Maharashtra Elections 2024 begins today, due to this BSE and NSE are shut and no trading will happen. However, Investors are closely watching the Maharashtra Assembly Elections updates which can impact the market in the short-term.
As of now, huge FII selling is the major concern for the investor. Yesterday, Ukraine fired missiles in Russia for the first time, which has triggered the sudden sell off in Nifty, Sensex and other indices. On Tuesday, session markets closed with the bearish note and also witnessed a sudden rise in volatility.
Maharashtra Elections 2024 Results
Maharashtra Elections 2024 Results will decide the next direction of markets in the short-term. The current government in Maharashtra is Shiv Sena and its Chief Minister is Eknath Shinde.
There is talk in the town that the BJP is expected to gain the majority in the Maharashtra Assembly Elections. So, the question is how Nifty, Sensex and other market Indices can react after Maharashtra Elections results.
Nifty struggled to hold the 23500 support in the Tuesday session and witnessed a sharp sell-off after facing resistance from 23780. India Vix suddenly rises 3% and reaches 15.66 level. In this coming week, volatility is expected to increase more due to elections.
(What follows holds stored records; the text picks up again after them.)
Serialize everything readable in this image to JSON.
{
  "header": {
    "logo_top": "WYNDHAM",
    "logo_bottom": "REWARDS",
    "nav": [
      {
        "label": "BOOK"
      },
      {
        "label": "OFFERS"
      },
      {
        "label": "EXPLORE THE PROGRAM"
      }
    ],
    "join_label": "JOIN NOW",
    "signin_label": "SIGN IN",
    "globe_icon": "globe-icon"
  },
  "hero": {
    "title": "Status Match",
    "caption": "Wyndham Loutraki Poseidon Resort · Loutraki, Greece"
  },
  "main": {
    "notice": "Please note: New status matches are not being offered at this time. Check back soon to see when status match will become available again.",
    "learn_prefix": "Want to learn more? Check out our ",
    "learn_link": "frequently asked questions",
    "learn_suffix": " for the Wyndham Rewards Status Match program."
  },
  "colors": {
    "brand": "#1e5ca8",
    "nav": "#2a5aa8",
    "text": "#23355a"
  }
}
Maharashtra Elections 2024: Impact in Sectors
From a market perspective, short-term volatility around the Maharashtra election result declaration is expected. Particularly in state-linked sectors like infrastructure, real estate, and PSU banks.
However, the structural market impact should remain contained given the overall stability of the current government. Sectors like infrastructure, urban development, and consumer discretionary may see heightened activity post-elections, while defensive sectors could outperform during the immediate result period.
Nifty Before Maharashtra Elections 2024
Nifty Before Maharashtra Elections is bearish and struggles to hold the 200 day EMA support.
The Nifty 50's late-hour reversal on Tuesday, which erased most of its intraday gains, reflects concerns weighing on investor sentiment.
While the Nifty index managed to close 0.28% higher at 23,518.50, breaking a seven-day losing streak. The sharp downfall in the final hour indicates continued selling pressure from institutional investors, particularly FPIs who have already offloaded Rs 23,913 crore this month.
The late selloff appears driven by a combination of factors. The factors are FII selling, disappointing quarterly results, Ukraine- Russia Disputes.
Indicators suggest sellers at higher levels, with the Nifty still trading 10.5% below its September peak of 26,277. While India's macro fundamentals remain strong, we believe the market needs stronger Q3 earnings visibility to establish a sustainable recovery trend.